Ankara konserindeki ortam da, İzmit gibi coşkuluydu. Kardeş Türküler yine deyim yerindeyse “seyirciyi çok oynatmayacak” bir repertuar oluşturmuştu. Ancak, salondaki ortam daha fazla coşkuyu gerektiriyordu. Bu seyircinin yaşananları unutmasından kaynaklanan bir talep değildi. Sanırım şunu söylemek mümkün: Salon, bu şarkıları birlikte söyleyerek güçlenmek, barış umudunu coşkulu bir şekilde dile getirmek konusunda sahnedekilerden daha hızlıydı. Zaman susmak zamanı değildi, birlikte söyleyip birlikte güçlenmek ve birlikte umutlanmak zamanıydı.
İzmit ve Ankara konserlerinin, bir konser olduğu kadar bir barış eylemi olduğunu söylemek mümkün bence. Ankara konserinin sonunda bütün salon ayakta Sinem Bacı’nın bu döneme çok güzel oturan şarkısını hep bir ağızdan söyledi: Uyu deme! Uyuyamam! Sus Deme! Susamam!
Not: Bu yazıyı yazarken bir yandan da sosyal medyada Van depremine dair yazılanları okuyorum.
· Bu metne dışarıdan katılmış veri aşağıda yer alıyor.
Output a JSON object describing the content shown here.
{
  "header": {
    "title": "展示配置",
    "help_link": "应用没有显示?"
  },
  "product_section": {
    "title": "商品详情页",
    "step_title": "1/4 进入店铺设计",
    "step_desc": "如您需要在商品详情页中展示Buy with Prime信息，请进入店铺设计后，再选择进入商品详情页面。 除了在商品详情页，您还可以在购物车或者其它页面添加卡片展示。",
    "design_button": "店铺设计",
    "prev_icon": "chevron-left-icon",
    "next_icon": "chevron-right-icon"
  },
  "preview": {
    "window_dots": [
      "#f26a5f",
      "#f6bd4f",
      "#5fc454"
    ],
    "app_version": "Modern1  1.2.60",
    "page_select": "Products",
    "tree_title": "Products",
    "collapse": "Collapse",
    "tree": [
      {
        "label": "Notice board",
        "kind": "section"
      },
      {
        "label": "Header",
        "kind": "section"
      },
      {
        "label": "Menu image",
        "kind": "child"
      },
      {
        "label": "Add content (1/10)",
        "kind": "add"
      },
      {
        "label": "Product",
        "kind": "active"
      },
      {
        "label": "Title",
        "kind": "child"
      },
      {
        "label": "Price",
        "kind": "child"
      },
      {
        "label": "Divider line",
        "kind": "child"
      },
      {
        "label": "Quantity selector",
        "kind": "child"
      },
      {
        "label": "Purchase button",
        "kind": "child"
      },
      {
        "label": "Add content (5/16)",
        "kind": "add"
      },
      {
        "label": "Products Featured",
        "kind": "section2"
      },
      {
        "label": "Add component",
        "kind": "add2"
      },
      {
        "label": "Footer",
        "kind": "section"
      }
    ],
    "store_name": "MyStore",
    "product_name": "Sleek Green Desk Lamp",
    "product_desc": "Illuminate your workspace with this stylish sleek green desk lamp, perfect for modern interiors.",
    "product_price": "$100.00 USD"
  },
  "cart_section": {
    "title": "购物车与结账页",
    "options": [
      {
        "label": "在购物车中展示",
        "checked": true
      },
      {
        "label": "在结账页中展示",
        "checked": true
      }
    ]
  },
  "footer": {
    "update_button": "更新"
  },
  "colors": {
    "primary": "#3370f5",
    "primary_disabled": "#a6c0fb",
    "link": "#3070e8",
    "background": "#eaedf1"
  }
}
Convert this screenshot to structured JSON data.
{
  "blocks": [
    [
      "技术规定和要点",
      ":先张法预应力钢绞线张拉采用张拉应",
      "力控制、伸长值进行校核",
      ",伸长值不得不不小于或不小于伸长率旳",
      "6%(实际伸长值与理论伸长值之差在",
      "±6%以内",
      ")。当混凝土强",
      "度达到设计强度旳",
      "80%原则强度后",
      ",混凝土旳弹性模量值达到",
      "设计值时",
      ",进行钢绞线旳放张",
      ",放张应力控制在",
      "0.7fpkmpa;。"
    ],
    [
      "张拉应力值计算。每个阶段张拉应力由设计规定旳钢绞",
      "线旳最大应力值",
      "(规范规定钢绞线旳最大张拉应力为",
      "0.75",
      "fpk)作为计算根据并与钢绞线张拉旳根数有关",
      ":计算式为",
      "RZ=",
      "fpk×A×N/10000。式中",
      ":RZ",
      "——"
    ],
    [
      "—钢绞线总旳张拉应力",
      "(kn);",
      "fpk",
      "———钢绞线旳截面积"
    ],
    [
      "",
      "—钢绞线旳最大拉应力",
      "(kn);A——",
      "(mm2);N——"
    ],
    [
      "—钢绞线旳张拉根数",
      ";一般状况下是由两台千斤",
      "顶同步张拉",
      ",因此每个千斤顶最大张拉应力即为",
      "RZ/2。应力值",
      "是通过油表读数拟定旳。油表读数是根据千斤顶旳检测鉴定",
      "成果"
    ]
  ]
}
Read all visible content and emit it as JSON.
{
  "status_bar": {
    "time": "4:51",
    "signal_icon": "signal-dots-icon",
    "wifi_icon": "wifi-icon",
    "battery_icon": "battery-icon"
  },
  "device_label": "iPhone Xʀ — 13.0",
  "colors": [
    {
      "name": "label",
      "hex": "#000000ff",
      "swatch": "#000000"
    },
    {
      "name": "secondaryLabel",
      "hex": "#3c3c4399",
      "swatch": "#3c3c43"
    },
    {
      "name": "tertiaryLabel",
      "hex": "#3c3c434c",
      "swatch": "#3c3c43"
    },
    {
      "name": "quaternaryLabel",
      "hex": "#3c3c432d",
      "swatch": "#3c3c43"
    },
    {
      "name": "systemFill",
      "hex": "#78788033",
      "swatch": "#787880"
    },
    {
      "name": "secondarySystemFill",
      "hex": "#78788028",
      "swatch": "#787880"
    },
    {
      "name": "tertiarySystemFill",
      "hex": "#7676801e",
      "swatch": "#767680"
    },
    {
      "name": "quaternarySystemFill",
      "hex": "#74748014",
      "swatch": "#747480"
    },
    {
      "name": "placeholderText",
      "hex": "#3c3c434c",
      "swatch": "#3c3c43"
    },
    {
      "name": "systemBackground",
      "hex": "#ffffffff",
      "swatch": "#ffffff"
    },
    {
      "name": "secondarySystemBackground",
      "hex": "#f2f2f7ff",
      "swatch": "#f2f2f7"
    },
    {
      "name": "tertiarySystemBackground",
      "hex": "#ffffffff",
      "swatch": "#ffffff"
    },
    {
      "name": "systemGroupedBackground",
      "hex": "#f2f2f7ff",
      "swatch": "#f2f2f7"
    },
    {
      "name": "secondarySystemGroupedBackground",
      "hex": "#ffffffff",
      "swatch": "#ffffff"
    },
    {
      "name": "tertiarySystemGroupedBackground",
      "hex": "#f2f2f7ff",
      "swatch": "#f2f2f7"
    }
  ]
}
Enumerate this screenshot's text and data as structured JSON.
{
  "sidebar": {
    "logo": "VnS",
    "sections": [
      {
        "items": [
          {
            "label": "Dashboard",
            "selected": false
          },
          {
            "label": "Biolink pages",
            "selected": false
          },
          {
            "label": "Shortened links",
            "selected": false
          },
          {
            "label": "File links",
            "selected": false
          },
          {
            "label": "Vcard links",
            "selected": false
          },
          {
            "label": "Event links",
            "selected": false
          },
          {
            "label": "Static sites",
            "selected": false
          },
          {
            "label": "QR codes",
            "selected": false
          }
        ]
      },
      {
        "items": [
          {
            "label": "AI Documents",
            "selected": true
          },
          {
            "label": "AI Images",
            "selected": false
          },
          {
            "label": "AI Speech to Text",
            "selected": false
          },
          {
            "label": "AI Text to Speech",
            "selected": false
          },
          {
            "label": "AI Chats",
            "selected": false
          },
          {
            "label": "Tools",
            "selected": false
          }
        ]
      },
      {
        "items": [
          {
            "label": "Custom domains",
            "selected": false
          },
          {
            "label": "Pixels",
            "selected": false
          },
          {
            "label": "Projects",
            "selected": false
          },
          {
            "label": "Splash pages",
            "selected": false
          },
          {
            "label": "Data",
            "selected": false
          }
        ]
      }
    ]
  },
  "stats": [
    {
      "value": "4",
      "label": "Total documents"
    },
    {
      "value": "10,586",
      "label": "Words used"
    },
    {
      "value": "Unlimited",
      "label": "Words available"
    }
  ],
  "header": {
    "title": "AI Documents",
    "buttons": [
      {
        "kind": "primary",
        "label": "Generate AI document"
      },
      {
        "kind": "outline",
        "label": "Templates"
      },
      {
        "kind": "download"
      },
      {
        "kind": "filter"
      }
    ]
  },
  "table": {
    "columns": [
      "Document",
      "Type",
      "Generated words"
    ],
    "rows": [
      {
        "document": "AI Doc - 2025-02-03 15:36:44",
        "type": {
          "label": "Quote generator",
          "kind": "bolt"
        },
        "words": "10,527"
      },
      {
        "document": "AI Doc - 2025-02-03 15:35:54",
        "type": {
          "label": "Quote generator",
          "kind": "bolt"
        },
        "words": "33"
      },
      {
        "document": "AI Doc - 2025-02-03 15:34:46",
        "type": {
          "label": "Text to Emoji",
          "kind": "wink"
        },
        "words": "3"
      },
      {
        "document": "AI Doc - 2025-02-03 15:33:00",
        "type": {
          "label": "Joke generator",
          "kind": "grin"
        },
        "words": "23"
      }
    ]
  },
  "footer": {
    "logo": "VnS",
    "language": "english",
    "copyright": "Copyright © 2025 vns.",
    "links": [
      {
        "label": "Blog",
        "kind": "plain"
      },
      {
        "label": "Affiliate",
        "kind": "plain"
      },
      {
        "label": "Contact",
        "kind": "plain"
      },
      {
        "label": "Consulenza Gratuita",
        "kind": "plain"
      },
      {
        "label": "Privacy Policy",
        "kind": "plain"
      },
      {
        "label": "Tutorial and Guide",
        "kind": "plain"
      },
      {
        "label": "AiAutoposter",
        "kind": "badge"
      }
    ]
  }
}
Hemen gözüme çarpanlar:
Allah’ın sopası yok ki…
Van’da neden deprem oldu acaba?
Van’da deprem olmuş, PKK’yı savunanlar ölsün bari.
PKK ve Ermenilerin şehri umarım yerle bir olur.
Benim şehidimin ölümüne sevinenlere geçmiş olsun diyemem.
Van’da olan deprem Allah’ın adaleti değil de, nedir?